Examining the Pivot table in this format, a couple of performance insights quickly emerge.
Firstly, we can see that California and Texas contribute a huge portion of total revenue.
In fact, these two states alone contribute about a third of our total annual revenue.
The Company might want to explore further as to why this is the case.
It could be that a particular industry in these states loves the product, or perhaps company referrals from a couple of customers in these regions have been very lucrative.
The second insight is that one of our sales people, which turns out to be Pritchard, is under performing and lagging far behind the other sales people.
If this trend continues, he might need to be let go.
The Pivot table also gives us some information about how the Company operates.
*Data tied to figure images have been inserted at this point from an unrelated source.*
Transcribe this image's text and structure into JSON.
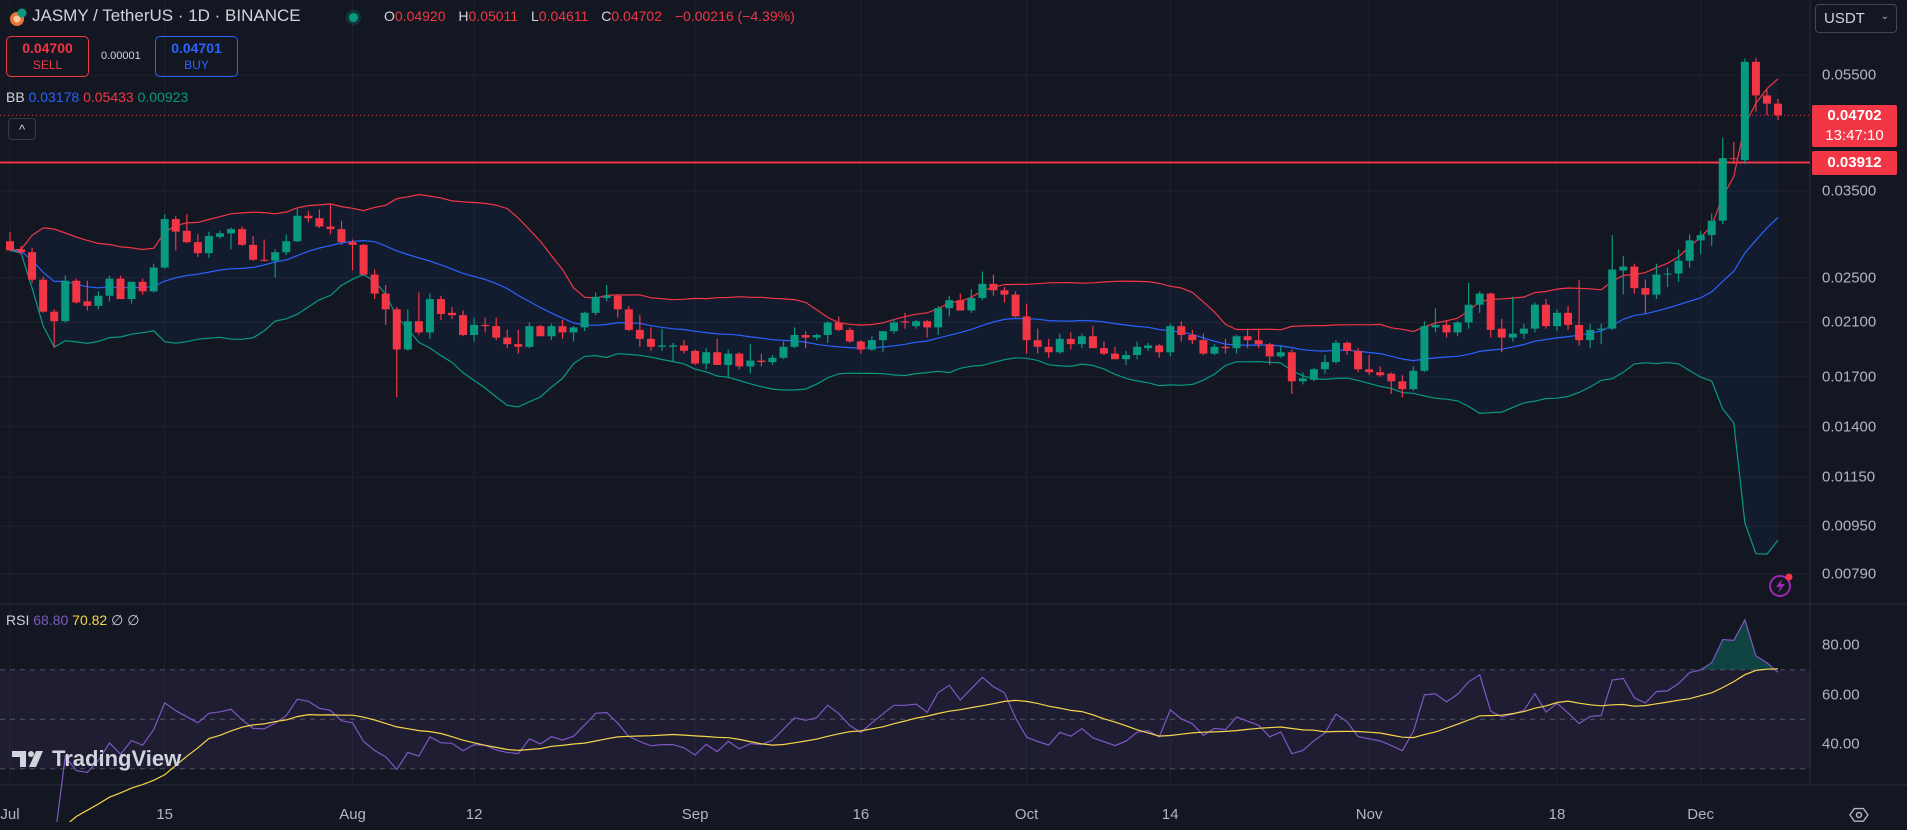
{
  "header": {
    "symbol_title": "JASMY / TetherUS · 1D · BINANCE",
    "ohlc": [
      {
        "key": "O",
        "value": "0.04920"
      },
      {
        "key": "H",
        "value": "0.05011"
      },
      {
        "key": "L",
        "value": "0.04611"
      },
      {
        "key": "C",
        "value": "0.04702"
      }
    ],
    "change": "−0.00216 (−4.39%)",
    "status_color": "#089981"
  },
  "trade": {
    "sell_price": "0.04700",
    "sell_label": "SELL",
    "spread": "0.00001",
    "buy_price": "0.04701",
    "buy_label": "BUY"
  },
  "indicators": {
    "bb": {
      "label": "BB",
      "basis": "0.03178",
      "upper": "0.05433",
      "lower": "0.00923"
    },
    "rsi": {
      "label": "RSI",
      "value": "68.80",
      "ma": "70.82",
      "extra1": "∅",
      "extra2": "∅"
    }
  },
  "collapse_icon": "^",
  "currency": "USDT",
  "price_labels": {
    "last": "0.04702",
    "countdown": "13:47:10",
    "line": "0.03912"
  },
  "branding": "TradingView",
  "colors": {
    "up": "#089981",
    "down": "#f23645",
    "bb_basis": "#2962ff",
    "bb_upper": "#f23645",
    "bb_lower": "#089981",
    "rsi": "#7e57c2",
    "rsi_ma": "#f7d54a"
  },
  "chart_data": {
    "type": "candlestick",
    "title": "JASMY / TetherUS · 1D · BINANCE",
    "y_scale": "log",
    "ylim": [
      0.0072,
      0.062
    ],
    "grid": true,
    "y_ticks": [
      "0.05500",
      "0.03500",
      "0.02500",
      "0.02100",
      "0.01700",
      "0.01400",
      "0.01150",
      "0.00950",
      "0.00790"
    ],
    "x_ticks": [
      {
        "label": "Jul",
        "x": "Jul 1"
      },
      {
        "label": "15",
        "x": "Jul 15"
      },
      {
        "label": "Aug",
        "x": "Aug 1"
      },
      {
        "label": "12",
        "x": "Aug 12"
      },
      {
        "label": "Sep",
        "x": "Sep 1"
      },
      {
        "label": "16",
        "x": "Sep 16"
      },
      {
        "label": "Oct",
        "x": "Oct 1"
      },
      {
        "label": "14",
        "x": "Oct 14"
      },
      {
        "label": "Nov",
        "x": "Nov 1"
      },
      {
        "label": "18",
        "x": "Nov 18"
      },
      {
        "label": "Dec",
        "x": "Dec 1"
      }
    ],
    "horizontal_line": 0.03912,
    "last_price": 0.04702,
    "bollinger": {
      "length": 20,
      "mult": 2
    },
    "rsi_panel": {
      "length": 14,
      "ma_length": 14,
      "ticks": [
        "80.00",
        "60.00",
        "40.00"
      ],
      "bands": [
        70,
        50,
        30
      ]
    },
    "candles_format": [
      "date",
      "open",
      "high",
      "low",
      "close"
    ],
    "candles": [
      [
        "Jul 1",
        0.0288,
        0.0299,
        0.0277,
        0.0278
      ],
      [
        "Jul 2",
        0.0279,
        0.0283,
        0.0274,
        0.0276
      ],
      [
        "Jul 3",
        0.0276,
        0.0281,
        0.0245,
        0.0248
      ],
      [
        "Jul 4",
        0.0248,
        0.0251,
        0.0218,
        0.0219
      ],
      [
        "Jul 5",
        0.0219,
        0.0221,
        0.0191,
        0.0211
      ],
      [
        "Jul 6",
        0.0211,
        0.0252,
        0.021,
        0.0247
      ],
      [
        "Jul 7",
        0.0247,
        0.0249,
        0.0226,
        0.0227
      ],
      [
        "Jul 8",
        0.0228,
        0.0247,
        0.022,
        0.0224
      ],
      [
        "Jul 9",
        0.0224,
        0.0237,
        0.0221,
        0.0233
      ],
      [
        "Jul 10",
        0.0233,
        0.0252,
        0.0228,
        0.0249
      ],
      [
        "Jul 11",
        0.0249,
        0.0252,
        0.023,
        0.023
      ],
      [
        "Jul 12",
        0.023,
        0.0246,
        0.0226,
        0.0246
      ],
      [
        "Jul 13",
        0.0246,
        0.0249,
        0.0234,
        0.0237
      ],
      [
        "Jul 14",
        0.0237,
        0.0264,
        0.0236,
        0.026
      ],
      [
        "Jul 15",
        0.026,
        0.032,
        0.0259,
        0.0314
      ],
      [
        "Jul 16",
        0.0314,
        0.0318,
        0.0278,
        0.0299
      ],
      [
        "Jul 17",
        0.03,
        0.032,
        0.0286,
        0.0287
      ],
      [
        "Jul 18",
        0.0287,
        0.0296,
        0.0271,
        0.0275
      ],
      [
        "Jul 19",
        0.0275,
        0.0299,
        0.027,
        0.0294
      ],
      [
        "Jul 20",
        0.0293,
        0.03,
        0.0291,
        0.0297
      ],
      [
        "Jul 21",
        0.0297,
        0.0304,
        0.0279,
        0.0302
      ],
      [
        "Jul 22",
        0.0302,
        0.0305,
        0.0283,
        0.0284
      ],
      [
        "Jul 23",
        0.0284,
        0.0294,
        0.0267,
        0.0268
      ],
      [
        "Jul 24",
        0.0268,
        0.029,
        0.0266,
        0.0267
      ],
      [
        "Jul 25",
        0.0267,
        0.0279,
        0.025,
        0.0276
      ],
      [
        "Jul 26",
        0.0276,
        0.0296,
        0.0273,
        0.0288
      ],
      [
        "Jul 27",
        0.0288,
        0.0327,
        0.0287,
        0.0318
      ],
      [
        "Jul 28",
        0.0318,
        0.0324,
        0.031,
        0.0315
      ],
      [
        "Jul 29",
        0.0315,
        0.0326,
        0.0303,
        0.0305
      ],
      [
        "Jul 30",
        0.0305,
        0.0333,
        0.0296,
        0.0302
      ],
      [
        "Jul 31",
        0.0302,
        0.0312,
        0.0284,
        0.0287
      ],
      [
        "Aug 1",
        0.0287,
        0.029,
        0.0257,
        0.0284
      ],
      [
        "Aug 2",
        0.0284,
        0.0285,
        0.0252,
        0.0253
      ],
      [
        "Aug 3",
        0.0253,
        0.0258,
        0.023,
        0.0235
      ],
      [
        "Aug 4",
        0.0235,
        0.0243,
        0.0208,
        0.0221
      ],
      [
        "Aug 5",
        0.0221,
        0.0223,
        0.0157,
        0.0189
      ],
      [
        "Aug 6",
        0.0189,
        0.0221,
        0.0188,
        0.0211
      ],
      [
        "Aug 7",
        0.0211,
        0.0236,
        0.02,
        0.0202
      ],
      [
        "Aug 8",
        0.0202,
        0.0235,
        0.0197,
        0.023
      ],
      [
        "Aug 9",
        0.023,
        0.0233,
        0.0212,
        0.0217
      ],
      [
        "Aug 10",
        0.0218,
        0.0223,
        0.0213,
        0.0216
      ],
      [
        "Aug 11",
        0.0216,
        0.022,
        0.0199,
        0.02
      ],
      [
        "Aug 12",
        0.02,
        0.0214,
        0.0195,
        0.0208
      ],
      [
        "Aug 13",
        0.0208,
        0.0214,
        0.0202,
        0.0207
      ],
      [
        "Aug 14",
        0.0207,
        0.0214,
        0.0196,
        0.0198
      ],
      [
        "Aug 15",
        0.0198,
        0.0204,
        0.019,
        0.0193
      ],
      [
        "Aug 16",
        0.0193,
        0.0204,
        0.0186,
        0.0191
      ],
      [
        "Aug 17",
        0.0191,
        0.021,
        0.019,
        0.0207
      ],
      [
        "Aug 18",
        0.0207,
        0.0208,
        0.0199,
        0.0199
      ],
      [
        "Aug 19",
        0.0199,
        0.0209,
        0.0196,
        0.0207
      ],
      [
        "Aug 20",
        0.0207,
        0.0212,
        0.0197,
        0.0202
      ],
      [
        "Aug 21",
        0.0202,
        0.0207,
        0.0195,
        0.0206
      ],
      [
        "Aug 22",
        0.0206,
        0.0219,
        0.0203,
        0.0218
      ],
      [
        "Aug 23",
        0.0218,
        0.0236,
        0.0216,
        0.0232
      ],
      [
        "Aug 24",
        0.0231,
        0.0243,
        0.0228,
        0.0233
      ],
      [
        "Aug 25",
        0.0233,
        0.0234,
        0.0214,
        0.0221
      ],
      [
        "Aug 26",
        0.0221,
        0.0224,
        0.0203,
        0.0204
      ],
      [
        "Aug 27",
        0.0204,
        0.0216,
        0.0191,
        0.0197
      ],
      [
        "Aug 28",
        0.0197,
        0.0206,
        0.0188,
        0.0191
      ],
      [
        "Aug 29",
        0.0191,
        0.0205,
        0.0188,
        0.0192
      ],
      [
        "Aug 30",
        0.0191,
        0.0194,
        0.018,
        0.0192
      ],
      [
        "Aug 31",
        0.0192,
        0.0196,
        0.0186,
        0.0188
      ],
      [
        "Sep 1",
        0.0188,
        0.0189,
        0.0178,
        0.0179
      ],
      [
        "Sep 2",
        0.0179,
        0.019,
        0.0175,
        0.0187
      ],
      [
        "Sep 3",
        0.0187,
        0.0197,
        0.0178,
        0.0178
      ],
      [
        "Sep 4",
        0.0178,
        0.0189,
        0.0169,
        0.0186
      ],
      [
        "Sep 5",
        0.0186,
        0.0187,
        0.0175,
        0.0177
      ],
      [
        "Sep 6",
        0.0177,
        0.0193,
        0.0172,
        0.0181
      ],
      [
        "Sep 7",
        0.0181,
        0.0186,
        0.0177,
        0.018
      ],
      [
        "Sep 8",
        0.018,
        0.0185,
        0.0178,
        0.0183
      ],
      [
        "Sep 9",
        0.0183,
        0.0195,
        0.0182,
        0.0191
      ],
      [
        "Sep 10",
        0.0191,
        0.0206,
        0.019,
        0.02
      ],
      [
        "Sep 11",
        0.02,
        0.0203,
        0.019,
        0.0198
      ],
      [
        "Sep 12",
        0.0198,
        0.0201,
        0.0196,
        0.02
      ],
      [
        "Sep 13",
        0.02,
        0.0211,
        0.0194,
        0.021
      ],
      [
        "Sep 14",
        0.021,
        0.0215,
        0.0203,
        0.0204
      ],
      [
        "Sep 15",
        0.0204,
        0.0206,
        0.0194,
        0.0195
      ],
      [
        "Sep 16",
        0.0195,
        0.0196,
        0.0186,
        0.0189
      ],
      [
        "Sep 17",
        0.0189,
        0.0199,
        0.0188,
        0.0196
      ],
      [
        "Sep 18",
        0.0196,
        0.0203,
        0.0187,
        0.0203
      ],
      [
        "Sep 19",
        0.0203,
        0.0213,
        0.0201,
        0.021
      ],
      [
        "Sep 20",
        0.0211,
        0.0218,
        0.0205,
        0.021
      ],
      [
        "Sep 21",
        0.0207,
        0.0212,
        0.0205,
        0.0211
      ],
      [
        "Sep 22",
        0.0211,
        0.0212,
        0.0198,
        0.0206
      ],
      [
        "Sep 23",
        0.0206,
        0.0224,
        0.02,
        0.0222
      ],
      [
        "Sep 24",
        0.0222,
        0.0233,
        0.0215,
        0.0229
      ],
      [
        "Sep 25",
        0.0229,
        0.0235,
        0.022,
        0.022
      ],
      [
        "Sep 26",
        0.022,
        0.0239,
        0.0218,
        0.0231
      ],
      [
        "Sep 27",
        0.0231,
        0.0256,
        0.0229,
        0.0244
      ],
      [
        "Sep 28",
        0.0244,
        0.0253,
        0.0233,
        0.0238
      ],
      [
        "Sep 29",
        0.0238,
        0.0241,
        0.0227,
        0.0234
      ],
      [
        "Sep 30",
        0.0234,
        0.0237,
        0.0214,
        0.0215
      ],
      [
        "Oct 1",
        0.0215,
        0.0226,
        0.0186,
        0.0196
      ],
      [
        "Oct 2",
        0.0196,
        0.0205,
        0.0186,
        0.0191
      ],
      [
        "Oct 3",
        0.0191,
        0.0197,
        0.0183,
        0.0187
      ],
      [
        "Oct 4",
        0.0187,
        0.0201,
        0.0186,
        0.0197
      ],
      [
        "Oct 5",
        0.0197,
        0.0202,
        0.0189,
        0.0193
      ],
      [
        "Oct 6",
        0.0193,
        0.0201,
        0.019,
        0.0199
      ],
      [
        "Oct 7",
        0.0199,
        0.0207,
        0.0191,
        0.019
      ],
      [
        "Oct 8",
        0.019,
        0.0195,
        0.0185,
        0.0186
      ],
      [
        "Oct 9",
        0.0186,
        0.0191,
        0.0182,
        0.0182
      ],
      [
        "Oct 10",
        0.0182,
        0.0188,
        0.0178,
        0.0185
      ],
      [
        "Oct 11",
        0.0185,
        0.0195,
        0.0182,
        0.0191
      ],
      [
        "Oct 12",
        0.019,
        0.0194,
        0.0188,
        0.0192
      ],
      [
        "Oct 13",
        0.0192,
        0.0193,
        0.0183,
        0.0187
      ],
      [
        "Oct 14",
        0.0187,
        0.0209,
        0.0184,
        0.0207
      ],
      [
        "Oct 15",
        0.0207,
        0.0211,
        0.0195,
        0.02
      ],
      [
        "Oct 16",
        0.02,
        0.0204,
        0.0193,
        0.0196
      ],
      [
        "Oct 17",
        0.0196,
        0.0201,
        0.0185,
        0.0186
      ],
      [
        "Oct 18",
        0.0186,
        0.0193,
        0.0185,
        0.0191
      ],
      [
        "Oct 19",
        0.0191,
        0.0197,
        0.0186,
        0.019
      ],
      [
        "Oct 20",
        0.019,
        0.02,
        0.0186,
        0.0199
      ],
      [
        "Oct 21",
        0.0199,
        0.0205,
        0.019,
        0.0196
      ],
      [
        "Oct 22",
        0.0196,
        0.0205,
        0.019,
        0.0193
      ],
      [
        "Oct 23",
        0.0193,
        0.0194,
        0.0178,
        0.0184
      ],
      [
        "Oct 24",
        0.0184,
        0.0192,
        0.0183,
        0.0187
      ],
      [
        "Oct 25",
        0.0187,
        0.0189,
        0.0159,
        0.0167
      ],
      [
        "Oct 26",
        0.0167,
        0.0173,
        0.0165,
        0.0169
      ],
      [
        "Oct 27",
        0.0168,
        0.0176,
        0.0167,
        0.0175
      ],
      [
        "Oct 28",
        0.0175,
        0.0185,
        0.0172,
        0.018
      ],
      [
        "Oct 29",
        0.018,
        0.0196,
        0.0179,
        0.0194
      ],
      [
        "Oct 30",
        0.0194,
        0.0195,
        0.0185,
        0.0188
      ],
      [
        "Oct 31",
        0.0188,
        0.019,
        0.0173,
        0.0175
      ],
      [
        "Nov 1",
        0.0175,
        0.0185,
        0.0171,
        0.0173
      ],
      [
        "Nov 2",
        0.0173,
        0.0177,
        0.017,
        0.0171
      ],
      [
        "Nov 3",
        0.0172,
        0.0173,
        0.0159,
        0.0167
      ],
      [
        "Nov 4",
        0.0167,
        0.0171,
        0.0157,
        0.0162
      ],
      [
        "Nov 5",
        0.0162,
        0.0177,
        0.0161,
        0.0174
      ],
      [
        "Nov 6",
        0.0174,
        0.0211,
        0.0173,
        0.0207
      ],
      [
        "Nov 7",
        0.0206,
        0.0222,
        0.0202,
        0.0208
      ],
      [
        "Nov 8",
        0.0208,
        0.0212,
        0.0198,
        0.0202
      ],
      [
        "Nov 9",
        0.0202,
        0.0211,
        0.0199,
        0.021
      ],
      [
        "Nov 10",
        0.021,
        0.0245,
        0.0205,
        0.0225
      ],
      [
        "Nov 11",
        0.0225,
        0.0237,
        0.0218,
        0.0235
      ],
      [
        "Nov 12",
        0.0235,
        0.0236,
        0.0198,
        0.0204
      ],
      [
        "Nov 13",
        0.0205,
        0.0213,
        0.0187,
        0.0198
      ],
      [
        "Nov 14",
        0.0198,
        0.0232,
        0.0195,
        0.0201
      ],
      [
        "Nov 15",
        0.0201,
        0.0209,
        0.0197,
        0.0205
      ],
      [
        "Nov 16",
        0.0205,
        0.0227,
        0.0202,
        0.0225
      ],
      [
        "Nov 17",
        0.0225,
        0.023,
        0.0205,
        0.0207
      ],
      [
        "Nov 18",
        0.0207,
        0.0221,
        0.0203,
        0.0218
      ],
      [
        "Nov 19",
        0.0218,
        0.0224,
        0.0204,
        0.0208
      ],
      [
        "Nov 20",
        0.0208,
        0.0248,
        0.0192,
        0.0196
      ],
      [
        "Nov 21",
        0.0196,
        0.0209,
        0.019,
        0.0204
      ],
      [
        "Nov 22",
        0.0204,
        0.0209,
        0.0193,
        0.0205
      ],
      [
        "Nov 23",
        0.0205,
        0.0295,
        0.0204,
        0.0258
      ],
      [
        "Nov 24",
        0.0257,
        0.0272,
        0.0234,
        0.0261
      ],
      [
        "Nov 25",
        0.0261,
        0.0264,
        0.0235,
        0.024
      ],
      [
        "Nov 26",
        0.024,
        0.0248,
        0.0217,
        0.0234
      ],
      [
        "Nov 27",
        0.0234,
        0.0264,
        0.023,
        0.0253
      ],
      [
        "Nov 28",
        0.0253,
        0.026,
        0.0241,
        0.0254
      ],
      [
        "Nov 29",
        0.0254,
        0.0279,
        0.0246,
        0.0267
      ],
      [
        "Nov 30",
        0.0267,
        0.0296,
        0.026,
        0.0289
      ],
      [
        "Dec 1",
        0.0289,
        0.03,
        0.0274,
        0.0295
      ],
      [
        "Dec 2",
        0.0295,
        0.0321,
        0.0283,
        0.0312
      ],
      [
        "Dec 3",
        0.0312,
        0.0431,
        0.0308,
        0.0398
      ],
      [
        "Dec 4",
        0.0398,
        0.0424,
        0.0389,
        0.0397
      ],
      [
        "Dec 5",
        0.0395,
        0.0586,
        0.0389,
        0.0579
      ],
      [
        "Dec 6",
        0.0579,
        0.0588,
        0.0477,
        0.0508
      ],
      [
        "Dec 7",
        0.0508,
        0.0519,
        0.047,
        0.0492
      ],
      [
        "Dec 8",
        0.0492,
        0.05011,
        0.04611,
        0.04702
      ]
    ]
  }
}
Given that almost every sales person has some revenue coming from California, it’s clear that the sales people are not geographically restricted.
This leads me to believe that the sales process is normally completed over the phone, otherwise the Company would be wasting a huge amount of money in travel expenses.
Hopefully this lesson has shown you that even a simple Pivot table, with one row label, one column label and one set of values, can help you to quickly draw useful conclusions from your data sets.
In the next lesson, I’ll show you how to format the data within a Pivot table, to make it even easier to spot trends and reach conclusions.